Прошла неделя, и 20 ноября вечером надо было ехать в лечебницу: вылечиться возможно было лишь при операции, вычистив язвы на обеих ногах. Я уехала одна, взяв с собой две почтенные связки книг, в полной уверенности, что буду там заниматься.
Было 7 час. вечера, когда я приехала в лечебницу. Тихое церковное пение разносилось по комнатам, и одна из сестер предложила мне пойти в церковь, в ожидании ванны. Я пошла, но так как стоять не могла, а сидеть за службой не привыкла, то и вернулась вскоре обратно.
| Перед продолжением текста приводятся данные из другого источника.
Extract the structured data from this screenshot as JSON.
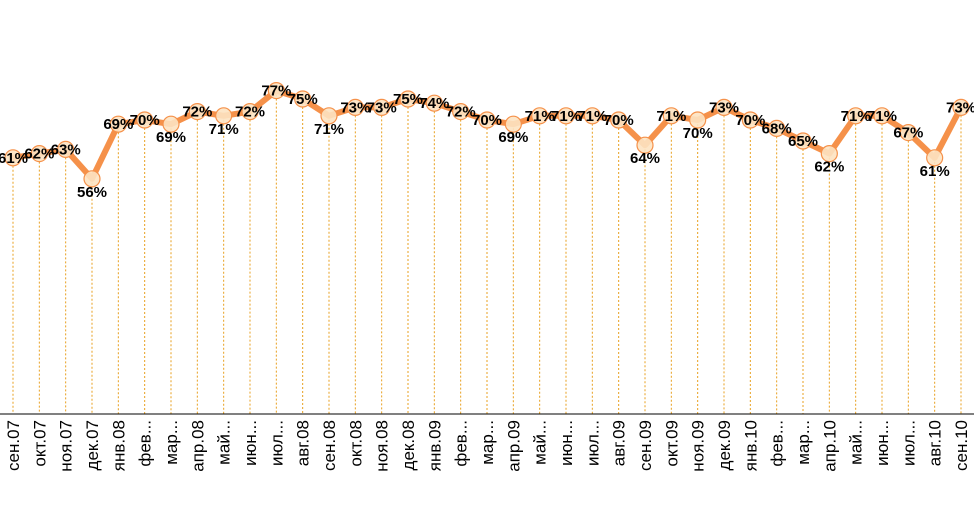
{
  "chart_data": {
    "type": "line",
    "ylim": [
      0,
      100
    ],
    "line_color": "#F5914A",
    "marker_fill": "#FDE3C2",
    "marker_stroke": "#F5914A",
    "guide_color": "#E8A020",
    "axis_color": "#000000",
    "categories": [
      "сен.07",
      "окт.07",
      "ноя.07",
      "дек.07",
      "янв.08",
      "фев...",
      "мар...",
      "апр.08",
      "май...",
      "июн...",
      "июл...",
      "авг.08",
      "сен.08",
      "окт.08",
      "ноя.08",
      "дек.08",
      "янв.09",
      "фев...",
      "мар...",
      "апр.09",
      "май...",
      "июн...",
      "июл...",
      "авг.09",
      "сен.09",
      "окт.09",
      "ноя.09",
      "дек.09",
      "янв.10",
      "фев...",
      "мар...",
      "апр.10",
      "май...",
      "июн...",
      "июл...",
      "авг.10",
      "сен.10"
    ],
    "values": [
      61,
      62,
      63,
      56,
      69,
      70,
      69,
      72,
      71,
      72,
      77,
      75,
      71,
      73,
      73,
      75,
      74,
      72,
      70,
      69,
      71,
      71,
      71,
      70,
      64,
      71,
      70,
      73,
      70,
      68,
      65,
      62,
      71,
      71,
      67,
      61,
      73
    ],
    "data_labels": [
      "61%",
      "62%",
      "63%",
      "56%",
      "69%",
      "70%",
      "69%",
      "72%",
      "71%",
      "72%",
      "77%",
      "75%",
      "71%",
      "73%",
      "73%",
      "75%",
      "74%",
      "72%",
      "70%",
      "69%",
      "71%",
      "71%",
      "71%",
      "70%",
      "64%",
      "71%",
      "70%",
      "73%",
      "70%",
      "68%",
      "65%",
      "62%",
      "71%",
      "71%",
      "67%",
      "61%",
      "73%"
    ]
  }
}
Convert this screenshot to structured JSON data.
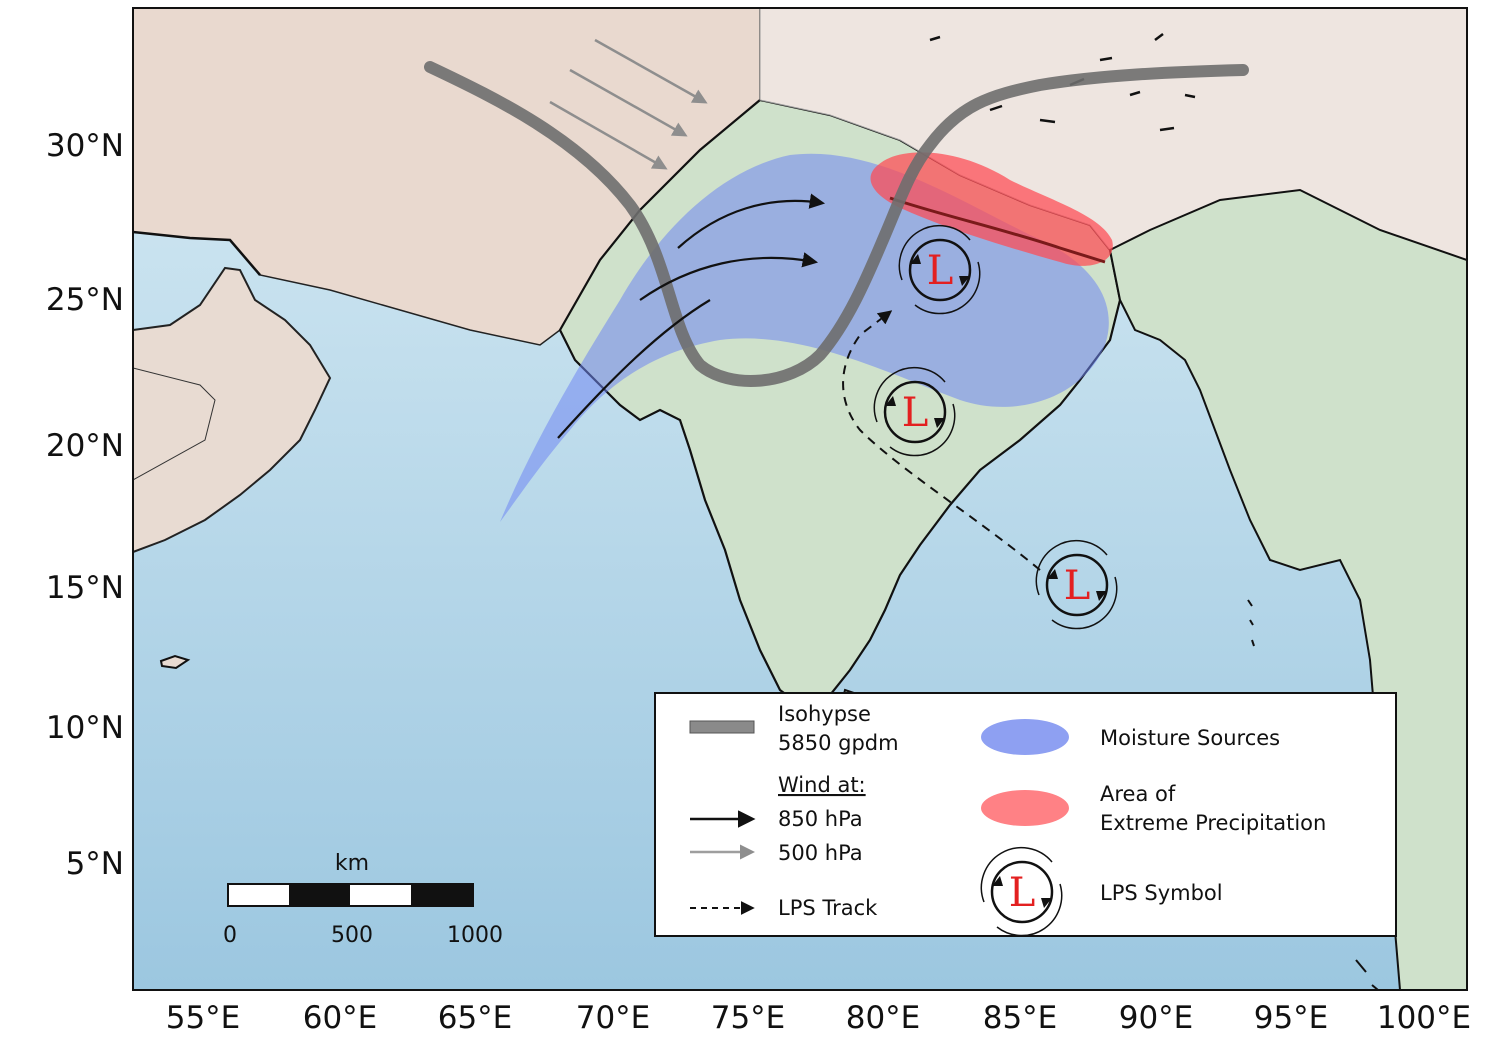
{
  "map": {
    "lat_ticks": [
      "30°N",
      "25°N",
      "20°N",
      "15°N",
      "10°N",
      "5°N"
    ],
    "lon_ticks": [
      "55°E",
      "60°E",
      "65°E",
      "70°E",
      "75°E",
      "80°E",
      "85°E",
      "90°E",
      "95°E",
      "100°E"
    ],
    "colors": {
      "ocean": "#a9d0e6",
      "land": "#c9ddc7",
      "arid_land": "#e6d3c7",
      "moisture": "#7a8ff0",
      "precipitation": "#ff5a5f",
      "isohypse": "#6e6e6e"
    }
  },
  "legend": {
    "isohypse_line1": "Isohypse",
    "isohypse_line2": "5850 gpdm",
    "wind_heading": "Wind at:",
    "wind_850": "850 hPa",
    "wind_500": "500 hPa",
    "lps_track": "LPS Track",
    "moisture": "Moisture Sources",
    "precip_line1": "Area of",
    "precip_line2": "Extreme Precipitation",
    "lps_symbol": "LPS Symbol"
  },
  "scale_bar": {
    "unit": "km",
    "ticks": [
      "0",
      "500",
      "1000"
    ]
  },
  "symbols": {
    "lps_letter": "L"
  }
}
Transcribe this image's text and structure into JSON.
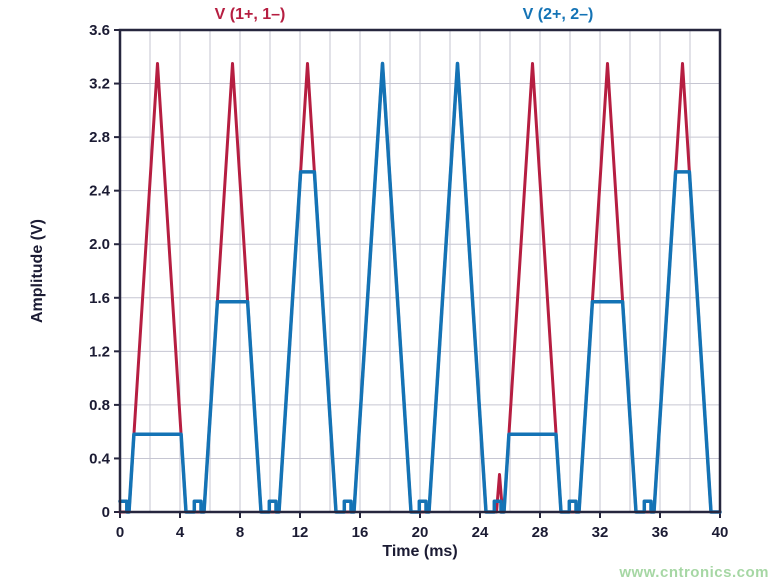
{
  "page": {
    "watermark": "www.cntronics.com"
  },
  "chart_data": {
    "type": "line",
    "title": "",
    "xlabel": "Time (ms)",
    "ylabel": "Amplitude (V)",
    "xlim": [
      0,
      40
    ],
    "ylim": [
      0,
      3.6
    ],
    "xticks": [
      0,
      4,
      8,
      12,
      16,
      20,
      24,
      28,
      32,
      36,
      40
    ],
    "xtick_labels": [
      "0",
      "4",
      "8",
      "12",
      "16",
      "20",
      "24",
      "28",
      "32",
      "36",
      "40"
    ],
    "yticks": [
      0,
      0.4,
      0.8,
      1.2,
      1.6,
      2.0,
      2.4,
      2.8,
      3.2,
      3.6
    ],
    "ytick_labels": [
      "0",
      "0.4",
      "0.8",
      "1.2",
      "1.6",
      "2.0",
      "2.4",
      "2.8",
      "3.2",
      "3.6"
    ],
    "grid": {
      "x": [
        2,
        4,
        6,
        8,
        10,
        12,
        14,
        16,
        18,
        20,
        22,
        24,
        26,
        28,
        30,
        32,
        34,
        36,
        38
      ],
      "y": [
        0.4,
        0.8,
        1.2,
        1.6,
        2.0,
        2.4,
        2.8,
        3.2
      ]
    },
    "legend_position": "top",
    "colors": {
      "frame": "#26263e",
      "grid": "#c6c6d2",
      "tick_text": "#1b1b33",
      "axis_label": "#1b1b33",
      "watermark": "#a6d7a4"
    },
    "series": [
      {
        "name": "V (1+, 1–)",
        "color": "#b61e41",
        "width": 3,
        "points": [
          [
            0,
            0
          ],
          [
            0.6,
            0
          ],
          [
            2.5,
            3.35
          ],
          [
            4.4,
            0
          ],
          [
            5.6,
            0
          ],
          [
            7.5,
            3.35
          ],
          [
            9.4,
            0
          ],
          [
            10.6,
            0
          ],
          [
            12.5,
            3.35
          ],
          [
            14.4,
            0
          ],
          [
            15.6,
            0
          ],
          [
            17.5,
            3.35
          ],
          [
            19.4,
            0
          ],
          [
            20.6,
            0
          ],
          [
            22.5,
            3.35
          ],
          [
            24.4,
            0
          ],
          [
            25.1,
            0
          ],
          [
            25.3,
            0.28
          ],
          [
            25.5,
            0
          ],
          [
            25.6,
            0
          ],
          [
            27.5,
            3.35
          ],
          [
            29.4,
            0
          ],
          [
            30.6,
            0
          ],
          [
            32.5,
            3.35
          ],
          [
            34.4,
            0
          ],
          [
            35.6,
            0
          ],
          [
            37.5,
            3.35
          ],
          [
            39.4,
            0
          ],
          [
            40,
            0
          ]
        ]
      },
      {
        "name": "V (2+, 2–)",
        "color": "#1473b5",
        "width": 3.5,
        "points": [
          [
            0,
            0.08
          ],
          [
            0.45,
            0.08
          ],
          [
            0.45,
            0
          ],
          [
            0.6,
            0
          ],
          [
            0.93,
            0.58
          ],
          [
            4.07,
            0.58
          ],
          [
            4.4,
            0
          ],
          [
            4.95,
            0
          ],
          [
            4.95,
            0.08
          ],
          [
            5.4,
            0.08
          ],
          [
            5.4,
            0
          ],
          [
            5.6,
            0
          ],
          [
            6.49,
            1.57
          ],
          [
            8.51,
            1.57
          ],
          [
            9.4,
            0
          ],
          [
            9.95,
            0
          ],
          [
            9.95,
            0.08
          ],
          [
            10.4,
            0.08
          ],
          [
            10.4,
            0
          ],
          [
            10.6,
            0
          ],
          [
            12.04,
            2.54
          ],
          [
            12.96,
            2.54
          ],
          [
            14.4,
            0
          ],
          [
            14.95,
            0
          ],
          [
            14.95,
            0.08
          ],
          [
            15.4,
            0.08
          ],
          [
            15.4,
            0
          ],
          [
            15.6,
            0
          ],
          [
            17.5,
            3.35
          ],
          [
            19.4,
            0
          ],
          [
            19.95,
            0
          ],
          [
            19.95,
            0.08
          ],
          [
            20.4,
            0.08
          ],
          [
            20.4,
            0
          ],
          [
            20.6,
            0
          ],
          [
            22.5,
            3.35
          ],
          [
            24.4,
            0
          ],
          [
            24.95,
            0
          ],
          [
            24.95,
            0.08
          ],
          [
            25.4,
            0.08
          ],
          [
            25.4,
            0
          ],
          [
            25.6,
            0
          ],
          [
            25.93,
            0.58
          ],
          [
            29.07,
            0.58
          ],
          [
            29.4,
            0
          ],
          [
            29.95,
            0
          ],
          [
            29.95,
            0.08
          ],
          [
            30.4,
            0.08
          ],
          [
            30.4,
            0
          ],
          [
            30.6,
            0
          ],
          [
            31.49,
            1.57
          ],
          [
            33.51,
            1.57
          ],
          [
            34.4,
            0
          ],
          [
            34.95,
            0
          ],
          [
            34.95,
            0.08
          ],
          [
            35.4,
            0.08
          ],
          [
            35.4,
            0
          ],
          [
            35.6,
            0
          ],
          [
            37.04,
            2.54
          ],
          [
            37.96,
            2.54
          ],
          [
            39.4,
            0
          ],
          [
            40,
            0
          ]
        ]
      }
    ]
  }
}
В столовой было тихо. Я молча осматривала знакомую уже обстановку, простую, но солидную; при свете двух электрических ламп она приобретала совсем домашний оттенок. Две сестры – шатенка, с лицом задумчивым и симпатичным, и миловидная блондинка – были заняты: В. писала что-то на разграфленных листках, Ян. хлопотала у буфета. Я наблюдала за ними, не решаясь заговорить первая – лица были такие деловые и озабоченные. Скоро листы исчезли, и на столе появились маленькие круглые тарелочки с красной каемкой, и сестры начали разрезывать пополам разные сорта булок, раскладывая их по тарелкам; когда принесли самовар, они разливали и разносили чай по палатам. Прошло более часа… Наконец обе сестры уселись за столом. «Устала… бегаешь, бегаешь», – сказала, вздохнув, шатенка. – «Я тоже устала», – сказала блондинка, и симпатичная улыбка озарила ее круглое голое лицо. – «А вы действительно устали, сестрицы, вы все время заняты…» – решилась я заговорить с ними. Мне показалось, точно я вдруг повернула кнопку электрической лампы и комната озарилась ярким светом: сестры приветливо улыбнулись, встали и подошли ко мне. – «Да… устанешь тут…» Я начала расспрашивать их, откуда они, где учились. Шатенка оказалась институткой, а блондинка – из Твери с первоначальным образованием. Но дальнейший разговор был прерван появлением старшей сестры Б-ой, уже пожилой женщины, которая сказала, что ванна готова.